2 days earlier, DiCicco and I drove east along this aquatic behemoth. We went hiking up to the top of the second highest year-round waterfall in the United States. This awe inspiring waterfall drops from a woody precipice over 200 feet to a pool below, where it creates a deafening roar and fine mist, soaking the throngs of day visitors mawing down king size candy bars and overpriced potato chips from the visitor center snack shop. A small foot bridge crosses the pool at the base of the falls which flows over another lip creating a much shorter second fall before cascading the final 200 feet under the highway and into the Columbia River. Here it becomes part of the 1.2 million cubic feet of water that eventually empties into the Pacific every second.

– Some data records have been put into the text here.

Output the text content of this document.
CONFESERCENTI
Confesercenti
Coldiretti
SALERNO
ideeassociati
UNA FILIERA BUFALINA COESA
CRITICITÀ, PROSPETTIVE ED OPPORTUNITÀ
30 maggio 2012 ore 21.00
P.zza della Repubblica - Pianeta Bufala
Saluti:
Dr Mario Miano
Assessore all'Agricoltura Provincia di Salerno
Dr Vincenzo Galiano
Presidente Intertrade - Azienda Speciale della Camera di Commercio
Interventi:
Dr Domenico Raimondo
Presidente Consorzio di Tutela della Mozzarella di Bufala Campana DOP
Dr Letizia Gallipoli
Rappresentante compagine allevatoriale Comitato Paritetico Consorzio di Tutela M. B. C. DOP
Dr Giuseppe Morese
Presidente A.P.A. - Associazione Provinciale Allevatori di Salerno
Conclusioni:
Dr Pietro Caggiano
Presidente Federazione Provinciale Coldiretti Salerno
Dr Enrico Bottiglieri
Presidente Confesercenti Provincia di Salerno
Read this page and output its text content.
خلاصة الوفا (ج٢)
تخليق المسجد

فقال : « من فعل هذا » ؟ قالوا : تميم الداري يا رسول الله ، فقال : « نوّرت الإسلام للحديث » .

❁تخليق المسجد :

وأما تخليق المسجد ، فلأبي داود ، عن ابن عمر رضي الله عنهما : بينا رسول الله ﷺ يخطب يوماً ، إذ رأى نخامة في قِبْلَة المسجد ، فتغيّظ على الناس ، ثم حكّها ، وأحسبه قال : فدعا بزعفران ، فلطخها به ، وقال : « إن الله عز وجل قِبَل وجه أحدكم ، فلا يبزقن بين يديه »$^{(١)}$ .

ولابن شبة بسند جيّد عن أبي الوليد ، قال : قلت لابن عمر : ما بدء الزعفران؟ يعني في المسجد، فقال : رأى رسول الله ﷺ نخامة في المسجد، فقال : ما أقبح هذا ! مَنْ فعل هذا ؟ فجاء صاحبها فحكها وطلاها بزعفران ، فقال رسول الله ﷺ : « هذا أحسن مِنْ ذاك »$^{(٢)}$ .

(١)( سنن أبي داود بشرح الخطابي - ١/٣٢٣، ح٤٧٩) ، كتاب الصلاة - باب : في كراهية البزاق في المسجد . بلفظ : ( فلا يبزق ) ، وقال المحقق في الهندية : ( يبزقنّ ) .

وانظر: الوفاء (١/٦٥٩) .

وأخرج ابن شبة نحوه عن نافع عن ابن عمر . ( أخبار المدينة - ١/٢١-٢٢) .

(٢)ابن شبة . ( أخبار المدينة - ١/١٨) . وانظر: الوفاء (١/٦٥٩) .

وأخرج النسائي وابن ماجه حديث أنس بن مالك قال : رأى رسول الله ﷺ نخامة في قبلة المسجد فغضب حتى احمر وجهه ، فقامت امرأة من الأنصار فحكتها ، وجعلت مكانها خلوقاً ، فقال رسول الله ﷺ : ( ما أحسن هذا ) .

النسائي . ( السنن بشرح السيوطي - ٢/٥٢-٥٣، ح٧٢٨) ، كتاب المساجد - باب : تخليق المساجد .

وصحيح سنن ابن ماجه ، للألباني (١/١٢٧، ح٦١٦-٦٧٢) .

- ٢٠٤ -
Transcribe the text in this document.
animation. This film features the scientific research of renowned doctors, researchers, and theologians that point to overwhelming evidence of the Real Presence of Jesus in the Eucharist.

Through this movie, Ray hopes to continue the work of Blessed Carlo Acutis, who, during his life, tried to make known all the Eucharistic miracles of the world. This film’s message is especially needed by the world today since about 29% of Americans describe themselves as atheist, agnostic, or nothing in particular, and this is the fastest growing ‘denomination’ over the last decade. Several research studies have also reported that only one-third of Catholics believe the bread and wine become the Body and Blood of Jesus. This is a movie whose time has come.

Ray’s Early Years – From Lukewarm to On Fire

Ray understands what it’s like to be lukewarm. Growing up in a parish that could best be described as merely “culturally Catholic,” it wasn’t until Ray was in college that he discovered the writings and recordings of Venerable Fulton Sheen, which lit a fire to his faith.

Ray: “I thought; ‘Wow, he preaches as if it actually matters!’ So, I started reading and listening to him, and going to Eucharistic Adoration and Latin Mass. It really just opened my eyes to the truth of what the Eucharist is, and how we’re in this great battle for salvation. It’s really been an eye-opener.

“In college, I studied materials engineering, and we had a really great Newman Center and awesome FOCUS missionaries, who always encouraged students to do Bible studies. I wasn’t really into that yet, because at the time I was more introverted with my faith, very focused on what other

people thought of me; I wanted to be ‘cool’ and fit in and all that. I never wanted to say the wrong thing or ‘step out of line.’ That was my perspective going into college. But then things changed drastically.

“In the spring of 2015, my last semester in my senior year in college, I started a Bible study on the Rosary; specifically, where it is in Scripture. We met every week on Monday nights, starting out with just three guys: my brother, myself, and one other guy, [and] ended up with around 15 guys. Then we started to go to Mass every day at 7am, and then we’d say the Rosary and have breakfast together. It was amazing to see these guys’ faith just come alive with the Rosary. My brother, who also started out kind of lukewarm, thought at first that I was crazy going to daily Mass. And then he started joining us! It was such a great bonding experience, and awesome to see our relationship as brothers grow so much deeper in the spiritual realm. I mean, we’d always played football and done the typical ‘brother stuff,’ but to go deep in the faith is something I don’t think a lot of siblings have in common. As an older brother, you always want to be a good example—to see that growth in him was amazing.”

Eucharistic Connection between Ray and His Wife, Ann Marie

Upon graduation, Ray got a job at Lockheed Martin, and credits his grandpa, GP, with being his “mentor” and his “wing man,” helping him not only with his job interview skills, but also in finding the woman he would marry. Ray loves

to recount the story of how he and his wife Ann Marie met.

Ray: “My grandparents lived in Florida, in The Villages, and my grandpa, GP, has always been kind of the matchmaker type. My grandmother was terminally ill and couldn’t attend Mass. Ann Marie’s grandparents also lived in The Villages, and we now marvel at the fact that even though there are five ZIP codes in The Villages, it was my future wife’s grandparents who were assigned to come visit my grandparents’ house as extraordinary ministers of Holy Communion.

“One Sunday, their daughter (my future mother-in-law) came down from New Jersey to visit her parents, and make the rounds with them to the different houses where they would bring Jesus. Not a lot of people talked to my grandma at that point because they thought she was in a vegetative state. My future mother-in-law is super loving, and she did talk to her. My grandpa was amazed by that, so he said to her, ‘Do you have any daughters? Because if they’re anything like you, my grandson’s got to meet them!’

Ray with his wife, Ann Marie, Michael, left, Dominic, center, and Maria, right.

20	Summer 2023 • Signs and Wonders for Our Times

It was there that Lewis and Clark first spied the Pacific Ocean after crossing the continent, and it was there that I was reminded of far braver souls who struck out on far more raw adventures. I spent several hours hiking up and down the coastline along the tops of rocky cliffs and the shelter of secluded coves. This cutthroat fringe of continent is a far cry from the sandy beaches of southern California--greater in both solitude and magnitude despite being carved by the rage of the same shining sea. Standing below a weather beaten lighthouse far above the churning water, I could see the sets of 20-foot waves rolling towards the cliff base hundreds of feet below. A salty breeze wafted into my nostrils and I could smell the West, a scent that will forever lure the adventurous wanderer.
After returning to my car, I picked up highway 101 and continued North through hail the size of golden nuggets, which managed to put a decent sized crack in my windshield. I stopped in a small cafe and treated myself to a steaming bowl of white clam chowder. As darkness descended from the East, I returned to Interstate 5 and charged on towards the Canadian Border, anxious to settle into a hostel bed which awaited me in Vancouver, but sad to be bidding farewell to a country that despite its current standing in the eyes of the world has enchanted mankind for thousands of years with its diverse landscape and opportunity for adventure.